İstanbul’da yalnız yaşayan ve yazar olmak için daktilosuyla yazılar yazan, aynı zamanda reklamcılık yapan Cem, kendi romanını yazmak istemektedir. Fakat ajansta çalışmak ve İstanbul trafiği ile yazmaya vakit bulamazken sağlık problemleri de engel olmaya başlar. Maalesef çok içki içen, yalnız bir adamdır. Bu arada yakınlarını da tek tek toprağa verirken, roman yazmayı iyice kafaya koyar. Yaşadığı kalabalık şehirde yalnızlık çekmekten sıkılarak ajans hayatına bir son verip, İstanbul’u terk ederek memleketine, İzmir’e dönmeyi kafaya koyar. Ölümsüz olmak yerine sadece anlaşılmak istemektedir.
Yazarın kendi hayatını otobiyografik biçimde ortaya koyduğu ve kendi içinde yaşadığı duyguları aktardığı bir roman. Her satırda hissettiği bıkkınlığı, yalnızlığı, okuyucuya harika yansıtmış yazar. Kendi hayallerini de yaşamak isterken hayata karşı duruşu, mecburiyetleri, umudu, şahane yansımış romana. Özellikle yazarın yaşadığı yalnızlığı her sayfada hissedebiliyorsunuz. Biyografik hikayeleri seviyorsanız kaçırmamanız gereken bir roman.
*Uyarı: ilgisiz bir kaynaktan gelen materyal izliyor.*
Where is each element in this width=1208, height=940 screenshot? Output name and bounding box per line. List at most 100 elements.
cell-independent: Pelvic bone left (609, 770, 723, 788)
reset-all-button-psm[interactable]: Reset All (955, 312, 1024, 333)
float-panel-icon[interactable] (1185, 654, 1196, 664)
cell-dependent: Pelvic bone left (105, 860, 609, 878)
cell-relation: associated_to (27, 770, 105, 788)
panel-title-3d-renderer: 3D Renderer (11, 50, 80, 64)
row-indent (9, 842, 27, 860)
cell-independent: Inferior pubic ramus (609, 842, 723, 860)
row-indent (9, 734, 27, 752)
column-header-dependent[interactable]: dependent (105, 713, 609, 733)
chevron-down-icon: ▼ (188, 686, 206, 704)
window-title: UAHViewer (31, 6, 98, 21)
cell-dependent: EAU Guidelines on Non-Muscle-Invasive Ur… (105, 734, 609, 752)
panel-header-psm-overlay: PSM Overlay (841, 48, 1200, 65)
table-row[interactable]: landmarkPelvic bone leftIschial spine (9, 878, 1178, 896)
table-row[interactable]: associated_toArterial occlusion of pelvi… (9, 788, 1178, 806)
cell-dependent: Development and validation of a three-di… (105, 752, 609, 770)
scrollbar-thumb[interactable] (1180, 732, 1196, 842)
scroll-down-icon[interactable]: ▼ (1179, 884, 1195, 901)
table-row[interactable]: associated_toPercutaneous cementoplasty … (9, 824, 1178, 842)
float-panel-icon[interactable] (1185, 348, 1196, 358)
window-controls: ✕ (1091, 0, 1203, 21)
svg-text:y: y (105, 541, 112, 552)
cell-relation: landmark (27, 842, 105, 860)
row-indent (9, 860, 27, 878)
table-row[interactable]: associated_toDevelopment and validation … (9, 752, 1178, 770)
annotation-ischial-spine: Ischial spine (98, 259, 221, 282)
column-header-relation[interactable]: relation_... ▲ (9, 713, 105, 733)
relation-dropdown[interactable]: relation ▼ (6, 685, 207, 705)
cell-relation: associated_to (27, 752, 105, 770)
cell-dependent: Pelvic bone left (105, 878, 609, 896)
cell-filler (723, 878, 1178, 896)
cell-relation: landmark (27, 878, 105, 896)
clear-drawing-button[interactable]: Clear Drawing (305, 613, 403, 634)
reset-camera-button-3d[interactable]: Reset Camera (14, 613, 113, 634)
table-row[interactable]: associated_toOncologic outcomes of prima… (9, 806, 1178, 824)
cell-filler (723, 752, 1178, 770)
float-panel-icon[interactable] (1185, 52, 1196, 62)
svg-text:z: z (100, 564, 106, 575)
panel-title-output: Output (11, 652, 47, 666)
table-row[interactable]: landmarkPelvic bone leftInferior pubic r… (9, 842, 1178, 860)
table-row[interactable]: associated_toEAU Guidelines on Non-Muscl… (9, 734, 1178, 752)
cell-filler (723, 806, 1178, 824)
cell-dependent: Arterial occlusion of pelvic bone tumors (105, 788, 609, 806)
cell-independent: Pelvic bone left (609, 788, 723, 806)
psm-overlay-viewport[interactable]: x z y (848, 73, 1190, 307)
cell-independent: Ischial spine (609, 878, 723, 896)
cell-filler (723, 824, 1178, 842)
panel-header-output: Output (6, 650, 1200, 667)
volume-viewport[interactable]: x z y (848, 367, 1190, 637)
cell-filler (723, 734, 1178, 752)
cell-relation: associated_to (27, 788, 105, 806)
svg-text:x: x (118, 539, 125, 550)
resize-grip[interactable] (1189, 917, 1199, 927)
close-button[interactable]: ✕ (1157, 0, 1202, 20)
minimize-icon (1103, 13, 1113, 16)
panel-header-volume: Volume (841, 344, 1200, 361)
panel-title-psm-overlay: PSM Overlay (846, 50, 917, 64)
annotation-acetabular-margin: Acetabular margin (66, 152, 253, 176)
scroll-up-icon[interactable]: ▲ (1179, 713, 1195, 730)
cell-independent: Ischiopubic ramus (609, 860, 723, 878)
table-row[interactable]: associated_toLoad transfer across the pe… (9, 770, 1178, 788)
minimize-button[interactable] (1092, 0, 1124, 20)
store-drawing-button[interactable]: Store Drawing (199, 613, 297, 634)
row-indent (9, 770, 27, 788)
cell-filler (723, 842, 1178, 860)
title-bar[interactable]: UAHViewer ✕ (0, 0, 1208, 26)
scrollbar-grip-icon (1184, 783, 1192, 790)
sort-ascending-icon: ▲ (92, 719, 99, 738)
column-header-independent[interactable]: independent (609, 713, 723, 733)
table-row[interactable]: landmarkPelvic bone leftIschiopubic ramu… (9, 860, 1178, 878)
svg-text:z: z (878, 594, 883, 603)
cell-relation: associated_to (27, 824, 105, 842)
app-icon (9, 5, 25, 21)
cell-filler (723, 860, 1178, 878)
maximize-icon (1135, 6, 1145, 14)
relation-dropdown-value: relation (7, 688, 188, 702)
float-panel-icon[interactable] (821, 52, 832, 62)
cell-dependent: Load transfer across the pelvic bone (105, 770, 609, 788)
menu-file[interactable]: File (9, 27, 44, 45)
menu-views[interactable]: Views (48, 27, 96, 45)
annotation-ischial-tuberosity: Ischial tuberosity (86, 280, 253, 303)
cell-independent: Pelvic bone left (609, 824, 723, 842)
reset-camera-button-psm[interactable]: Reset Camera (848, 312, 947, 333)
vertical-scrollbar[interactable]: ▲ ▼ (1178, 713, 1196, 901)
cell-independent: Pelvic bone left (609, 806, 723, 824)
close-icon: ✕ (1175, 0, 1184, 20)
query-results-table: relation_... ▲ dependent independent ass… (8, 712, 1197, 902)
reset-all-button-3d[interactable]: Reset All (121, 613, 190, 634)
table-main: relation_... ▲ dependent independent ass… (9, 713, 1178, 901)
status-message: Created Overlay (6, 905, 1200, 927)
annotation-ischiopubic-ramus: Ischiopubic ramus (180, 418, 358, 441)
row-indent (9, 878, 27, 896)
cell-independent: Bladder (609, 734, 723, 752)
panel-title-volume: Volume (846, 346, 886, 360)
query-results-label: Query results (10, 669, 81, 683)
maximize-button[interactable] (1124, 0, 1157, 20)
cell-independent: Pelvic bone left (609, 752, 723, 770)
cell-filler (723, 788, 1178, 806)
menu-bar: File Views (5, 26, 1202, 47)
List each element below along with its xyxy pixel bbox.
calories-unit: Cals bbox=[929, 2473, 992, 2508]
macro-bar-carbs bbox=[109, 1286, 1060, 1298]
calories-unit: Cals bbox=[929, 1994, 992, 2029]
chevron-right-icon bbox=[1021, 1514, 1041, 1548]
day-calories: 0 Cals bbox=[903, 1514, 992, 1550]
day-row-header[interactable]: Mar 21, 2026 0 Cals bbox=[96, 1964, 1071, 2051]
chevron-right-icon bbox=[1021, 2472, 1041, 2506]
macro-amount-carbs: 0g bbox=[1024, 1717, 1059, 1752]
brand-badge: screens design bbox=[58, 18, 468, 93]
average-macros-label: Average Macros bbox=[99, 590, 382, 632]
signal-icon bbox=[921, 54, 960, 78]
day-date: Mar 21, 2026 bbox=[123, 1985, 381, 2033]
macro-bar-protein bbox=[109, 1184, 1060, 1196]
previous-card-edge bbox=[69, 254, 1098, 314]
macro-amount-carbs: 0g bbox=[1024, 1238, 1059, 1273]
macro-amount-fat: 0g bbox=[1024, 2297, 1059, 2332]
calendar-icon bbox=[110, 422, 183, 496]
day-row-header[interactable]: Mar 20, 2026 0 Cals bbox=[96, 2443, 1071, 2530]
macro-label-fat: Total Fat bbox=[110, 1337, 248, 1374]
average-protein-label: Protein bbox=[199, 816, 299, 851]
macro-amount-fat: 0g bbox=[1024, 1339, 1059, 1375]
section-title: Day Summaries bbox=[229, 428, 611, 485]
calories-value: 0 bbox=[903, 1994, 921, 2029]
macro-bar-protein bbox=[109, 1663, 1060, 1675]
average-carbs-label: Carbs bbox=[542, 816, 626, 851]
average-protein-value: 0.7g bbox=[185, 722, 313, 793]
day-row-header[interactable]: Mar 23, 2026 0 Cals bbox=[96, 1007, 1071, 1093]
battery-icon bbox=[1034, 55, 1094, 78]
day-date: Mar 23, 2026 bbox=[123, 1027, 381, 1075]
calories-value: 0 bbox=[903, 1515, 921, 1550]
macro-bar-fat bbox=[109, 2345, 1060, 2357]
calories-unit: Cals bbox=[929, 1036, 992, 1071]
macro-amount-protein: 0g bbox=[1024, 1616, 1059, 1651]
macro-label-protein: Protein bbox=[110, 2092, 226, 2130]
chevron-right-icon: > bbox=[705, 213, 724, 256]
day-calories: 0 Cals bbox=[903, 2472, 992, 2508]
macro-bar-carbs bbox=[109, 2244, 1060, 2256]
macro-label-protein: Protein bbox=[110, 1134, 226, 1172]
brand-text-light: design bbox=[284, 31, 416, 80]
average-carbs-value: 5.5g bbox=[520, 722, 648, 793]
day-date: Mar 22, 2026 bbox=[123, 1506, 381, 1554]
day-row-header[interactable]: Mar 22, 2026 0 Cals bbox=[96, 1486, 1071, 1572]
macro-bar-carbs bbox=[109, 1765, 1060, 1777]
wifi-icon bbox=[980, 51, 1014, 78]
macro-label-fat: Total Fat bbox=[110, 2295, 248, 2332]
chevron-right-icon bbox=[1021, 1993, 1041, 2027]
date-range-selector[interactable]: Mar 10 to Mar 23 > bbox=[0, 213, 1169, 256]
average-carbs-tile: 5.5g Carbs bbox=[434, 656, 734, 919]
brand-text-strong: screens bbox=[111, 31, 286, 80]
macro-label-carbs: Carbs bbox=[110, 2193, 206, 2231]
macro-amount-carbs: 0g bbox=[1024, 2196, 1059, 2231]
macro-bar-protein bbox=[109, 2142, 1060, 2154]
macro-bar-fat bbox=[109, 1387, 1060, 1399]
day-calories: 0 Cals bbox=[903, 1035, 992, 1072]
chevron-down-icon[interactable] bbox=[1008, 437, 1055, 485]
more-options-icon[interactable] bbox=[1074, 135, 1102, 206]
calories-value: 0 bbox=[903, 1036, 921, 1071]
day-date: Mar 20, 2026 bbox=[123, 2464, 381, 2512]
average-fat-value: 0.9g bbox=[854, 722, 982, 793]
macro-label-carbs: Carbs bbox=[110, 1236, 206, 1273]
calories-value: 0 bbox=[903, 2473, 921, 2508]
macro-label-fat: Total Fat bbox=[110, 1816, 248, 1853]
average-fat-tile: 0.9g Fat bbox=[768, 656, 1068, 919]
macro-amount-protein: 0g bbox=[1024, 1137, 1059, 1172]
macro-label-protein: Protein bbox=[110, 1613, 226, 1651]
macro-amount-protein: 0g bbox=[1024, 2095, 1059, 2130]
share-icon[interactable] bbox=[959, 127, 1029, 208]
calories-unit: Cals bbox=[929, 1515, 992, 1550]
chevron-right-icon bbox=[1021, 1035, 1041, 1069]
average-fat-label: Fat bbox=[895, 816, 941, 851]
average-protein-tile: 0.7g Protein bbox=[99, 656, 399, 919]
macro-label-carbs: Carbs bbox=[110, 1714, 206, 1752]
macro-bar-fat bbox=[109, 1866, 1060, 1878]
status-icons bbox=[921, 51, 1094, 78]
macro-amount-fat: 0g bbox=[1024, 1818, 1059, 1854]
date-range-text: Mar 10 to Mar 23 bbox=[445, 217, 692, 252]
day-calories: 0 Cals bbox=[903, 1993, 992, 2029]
Tavsiyemdir.
#DelirmeminArgosu
^
^
#alıntı
İnsanın diğer insanlar arasındaki gücünü bilgisi değil, kazandığı paranın miktarı belirliyordu ve bu düzeyde para kazanamadığım sürece elimden hiçbir şey gelmezdi. İnsanlar paraya tanrılarından daha fazla tapıyorlardı. Parası olmayan birini gözden çıkarmak her zaman kolaydı.
^
İnsan her duyguya alışmak için yaratılmıştı.
^
Yaşam kısaydı ama yinede her şeyi ağırdan almamız gerekiyordu.